Sanofi has received a significant regulatory boost after the U.S. Food and Drug Administration (FDA) granted priority review to the new drug application (NDA) for venglustat, an investigational oral therapy for type 3 Gaucher disease (GD3), a rare and progressive lysosomal storage disorder. If approved, the therapy could become the first treatment available in the United States to specifically address the neurological complications associated with the disease, an area of major unmet medical need.
The FDA has assigned a target action date of November 25, 2026, for its review of the application. Priority review status is reserved for therapies that may offer significant improvements in the treatment, prevention or diagnosis of serious diseases, potentially accelerating the agency’s assessment timeline.
Gaucher disease is a rare inherited condition caused by an inability to properly break down fatty substances known as glycosphingolipids (GSLs), resulting in their accumulation in organs such as the liver, spleen, lungs and bone marrow. Type 3 Gaucher disease, a rarer and more severe form, also affects the central nervous system, leading to progressive neurological symptoms that can include impaired coordination and balance, cognitive deficits and neuroinflammation.
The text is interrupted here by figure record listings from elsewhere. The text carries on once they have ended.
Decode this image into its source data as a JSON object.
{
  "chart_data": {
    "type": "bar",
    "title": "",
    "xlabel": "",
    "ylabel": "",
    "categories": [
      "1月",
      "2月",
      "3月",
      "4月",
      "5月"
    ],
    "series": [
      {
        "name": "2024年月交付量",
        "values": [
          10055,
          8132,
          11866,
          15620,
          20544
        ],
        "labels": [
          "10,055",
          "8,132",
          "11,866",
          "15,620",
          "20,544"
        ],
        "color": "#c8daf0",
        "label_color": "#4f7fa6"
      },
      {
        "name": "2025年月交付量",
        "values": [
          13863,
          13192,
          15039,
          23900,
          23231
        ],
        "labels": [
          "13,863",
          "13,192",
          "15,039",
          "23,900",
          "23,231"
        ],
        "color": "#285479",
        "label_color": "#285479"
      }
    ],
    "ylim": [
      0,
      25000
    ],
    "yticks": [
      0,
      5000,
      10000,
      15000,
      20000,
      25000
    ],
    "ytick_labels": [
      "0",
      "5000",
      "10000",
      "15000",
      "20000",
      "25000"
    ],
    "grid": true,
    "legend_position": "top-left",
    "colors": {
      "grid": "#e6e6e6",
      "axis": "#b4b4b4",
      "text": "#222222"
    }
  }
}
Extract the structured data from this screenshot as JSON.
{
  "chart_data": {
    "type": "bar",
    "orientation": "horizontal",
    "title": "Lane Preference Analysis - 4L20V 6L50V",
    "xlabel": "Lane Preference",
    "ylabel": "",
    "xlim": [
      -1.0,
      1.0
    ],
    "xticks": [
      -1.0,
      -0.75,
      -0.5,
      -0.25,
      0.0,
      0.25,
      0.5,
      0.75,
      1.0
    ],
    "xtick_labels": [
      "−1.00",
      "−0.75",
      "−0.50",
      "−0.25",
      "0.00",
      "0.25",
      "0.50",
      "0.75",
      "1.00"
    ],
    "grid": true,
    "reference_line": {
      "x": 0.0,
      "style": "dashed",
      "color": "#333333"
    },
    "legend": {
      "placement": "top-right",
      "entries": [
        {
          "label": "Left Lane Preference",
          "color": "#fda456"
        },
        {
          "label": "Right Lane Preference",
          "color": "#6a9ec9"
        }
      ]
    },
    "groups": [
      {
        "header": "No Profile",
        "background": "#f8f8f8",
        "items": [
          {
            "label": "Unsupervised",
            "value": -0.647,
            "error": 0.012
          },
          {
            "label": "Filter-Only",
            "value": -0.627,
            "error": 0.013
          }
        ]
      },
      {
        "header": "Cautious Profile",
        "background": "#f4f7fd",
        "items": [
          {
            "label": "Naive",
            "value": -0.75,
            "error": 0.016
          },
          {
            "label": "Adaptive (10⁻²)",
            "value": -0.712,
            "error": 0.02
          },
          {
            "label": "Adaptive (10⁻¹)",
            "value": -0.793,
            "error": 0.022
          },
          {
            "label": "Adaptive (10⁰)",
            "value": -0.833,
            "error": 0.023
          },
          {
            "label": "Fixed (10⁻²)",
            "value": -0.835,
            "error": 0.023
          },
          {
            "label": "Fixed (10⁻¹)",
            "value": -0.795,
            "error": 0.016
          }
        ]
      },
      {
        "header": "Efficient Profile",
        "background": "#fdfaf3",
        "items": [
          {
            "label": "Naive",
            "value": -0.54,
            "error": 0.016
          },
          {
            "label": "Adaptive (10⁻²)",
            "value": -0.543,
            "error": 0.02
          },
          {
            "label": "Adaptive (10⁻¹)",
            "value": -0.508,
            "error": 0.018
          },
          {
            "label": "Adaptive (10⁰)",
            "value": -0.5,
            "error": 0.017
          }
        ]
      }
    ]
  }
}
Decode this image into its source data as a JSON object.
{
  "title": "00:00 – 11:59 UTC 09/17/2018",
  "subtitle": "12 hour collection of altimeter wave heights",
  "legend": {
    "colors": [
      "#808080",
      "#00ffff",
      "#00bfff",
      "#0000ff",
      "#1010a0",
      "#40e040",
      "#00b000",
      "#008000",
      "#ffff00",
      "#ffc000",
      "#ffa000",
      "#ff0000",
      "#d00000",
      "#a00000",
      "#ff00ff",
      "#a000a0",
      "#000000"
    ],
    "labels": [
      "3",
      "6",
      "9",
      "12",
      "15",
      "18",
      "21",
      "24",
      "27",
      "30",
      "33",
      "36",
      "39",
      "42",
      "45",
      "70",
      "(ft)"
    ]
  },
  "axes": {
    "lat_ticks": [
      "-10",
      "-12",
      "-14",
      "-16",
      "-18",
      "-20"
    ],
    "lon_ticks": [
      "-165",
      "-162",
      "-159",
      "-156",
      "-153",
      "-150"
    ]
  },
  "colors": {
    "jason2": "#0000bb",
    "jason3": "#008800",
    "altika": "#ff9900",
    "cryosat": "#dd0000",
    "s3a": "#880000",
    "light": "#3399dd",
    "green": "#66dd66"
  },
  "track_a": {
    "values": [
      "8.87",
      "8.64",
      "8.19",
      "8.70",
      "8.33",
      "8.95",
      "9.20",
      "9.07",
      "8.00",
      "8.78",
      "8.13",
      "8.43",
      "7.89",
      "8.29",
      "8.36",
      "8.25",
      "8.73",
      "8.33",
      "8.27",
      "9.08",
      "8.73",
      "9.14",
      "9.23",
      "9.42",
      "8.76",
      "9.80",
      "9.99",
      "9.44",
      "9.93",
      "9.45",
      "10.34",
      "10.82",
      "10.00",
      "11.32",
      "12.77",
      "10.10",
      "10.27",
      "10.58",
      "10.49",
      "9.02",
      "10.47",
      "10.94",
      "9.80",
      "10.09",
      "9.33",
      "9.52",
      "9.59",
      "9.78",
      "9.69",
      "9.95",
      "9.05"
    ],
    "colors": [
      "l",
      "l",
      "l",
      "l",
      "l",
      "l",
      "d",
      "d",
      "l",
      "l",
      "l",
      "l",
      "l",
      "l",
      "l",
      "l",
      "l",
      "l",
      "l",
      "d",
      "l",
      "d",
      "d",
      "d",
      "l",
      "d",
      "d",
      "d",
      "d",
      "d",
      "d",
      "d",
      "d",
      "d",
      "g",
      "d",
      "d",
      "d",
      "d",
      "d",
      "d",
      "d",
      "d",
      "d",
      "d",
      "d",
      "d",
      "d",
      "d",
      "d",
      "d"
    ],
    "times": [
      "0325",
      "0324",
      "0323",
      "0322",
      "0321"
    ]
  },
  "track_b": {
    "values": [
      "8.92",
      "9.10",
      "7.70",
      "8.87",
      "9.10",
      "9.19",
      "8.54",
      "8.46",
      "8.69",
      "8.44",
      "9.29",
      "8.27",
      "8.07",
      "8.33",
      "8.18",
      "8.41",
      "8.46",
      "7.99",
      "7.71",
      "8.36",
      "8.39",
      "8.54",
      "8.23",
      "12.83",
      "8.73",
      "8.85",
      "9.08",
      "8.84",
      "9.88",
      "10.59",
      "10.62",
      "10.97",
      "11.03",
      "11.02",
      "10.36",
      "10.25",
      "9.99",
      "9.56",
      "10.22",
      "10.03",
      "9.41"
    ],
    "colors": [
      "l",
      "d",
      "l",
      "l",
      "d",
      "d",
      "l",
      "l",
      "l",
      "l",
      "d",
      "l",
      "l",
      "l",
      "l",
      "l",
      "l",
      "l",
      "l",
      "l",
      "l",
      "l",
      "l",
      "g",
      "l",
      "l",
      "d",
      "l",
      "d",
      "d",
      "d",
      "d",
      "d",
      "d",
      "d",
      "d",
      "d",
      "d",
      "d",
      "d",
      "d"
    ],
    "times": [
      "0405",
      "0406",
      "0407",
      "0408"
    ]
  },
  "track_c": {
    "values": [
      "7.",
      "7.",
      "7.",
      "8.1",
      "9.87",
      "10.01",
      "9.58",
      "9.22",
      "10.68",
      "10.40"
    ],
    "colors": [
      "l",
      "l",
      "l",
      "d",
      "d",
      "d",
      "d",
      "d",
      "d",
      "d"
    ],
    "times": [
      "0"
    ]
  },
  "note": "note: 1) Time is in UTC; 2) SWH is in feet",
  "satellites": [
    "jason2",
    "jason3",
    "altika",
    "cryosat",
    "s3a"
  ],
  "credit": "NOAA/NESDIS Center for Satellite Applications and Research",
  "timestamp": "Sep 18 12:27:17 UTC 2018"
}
Currently available therapies, including enzyme replacement treatments, mainly target the systemic manifestations of Gaucher disease but have limited ability to address neurological complications because they cannot effectively cross the blood-brain barrier. Venglustat, an oral glucosylceramide synthase inhibitor, has been designed to penetrate the central nervous system, potentially allowing it to slow or treat neurological progression in patients with GD3.
The NDA submission is supported by positive findings from the Phase 3 LEAP2MONO clinical study, which evaluated the safety and efficacy of venglustat in both adult and pediatric patients whose systemic symptoms had previously stabilized with enzyme replacement therapy. According to results presented earlier this year at the WORLDSymposium, the drug met both of the study’s primary endpoints and achieved three of four key secondary endpoints, suggesting meaningful therapeutic benefit in neurological disease progression.
Sanofi reported that venglustat was generally well tolerated during the study and no new safety concerns emerged compared with prior clinical trials. Commonly reported adverse events included headache, nausea, spleen enlargement and diarrhea, with rates varying between treatment groups.
The investigational therapy has already received breakthrough therapy, fast-track and orphan drug designations from the FDA for GD3, highlighting the urgency of developing treatment options for the rare disorder. Venglustat is also under regulatory review in Europe, and Sanofi plans to pursue additional global filings during 2026.
If approved, venglustat could represent a major milestone for patients living with type 3 Gaucher disease, offering a targeted treatment option for neurological symptoms that currently remain largely unaddressed.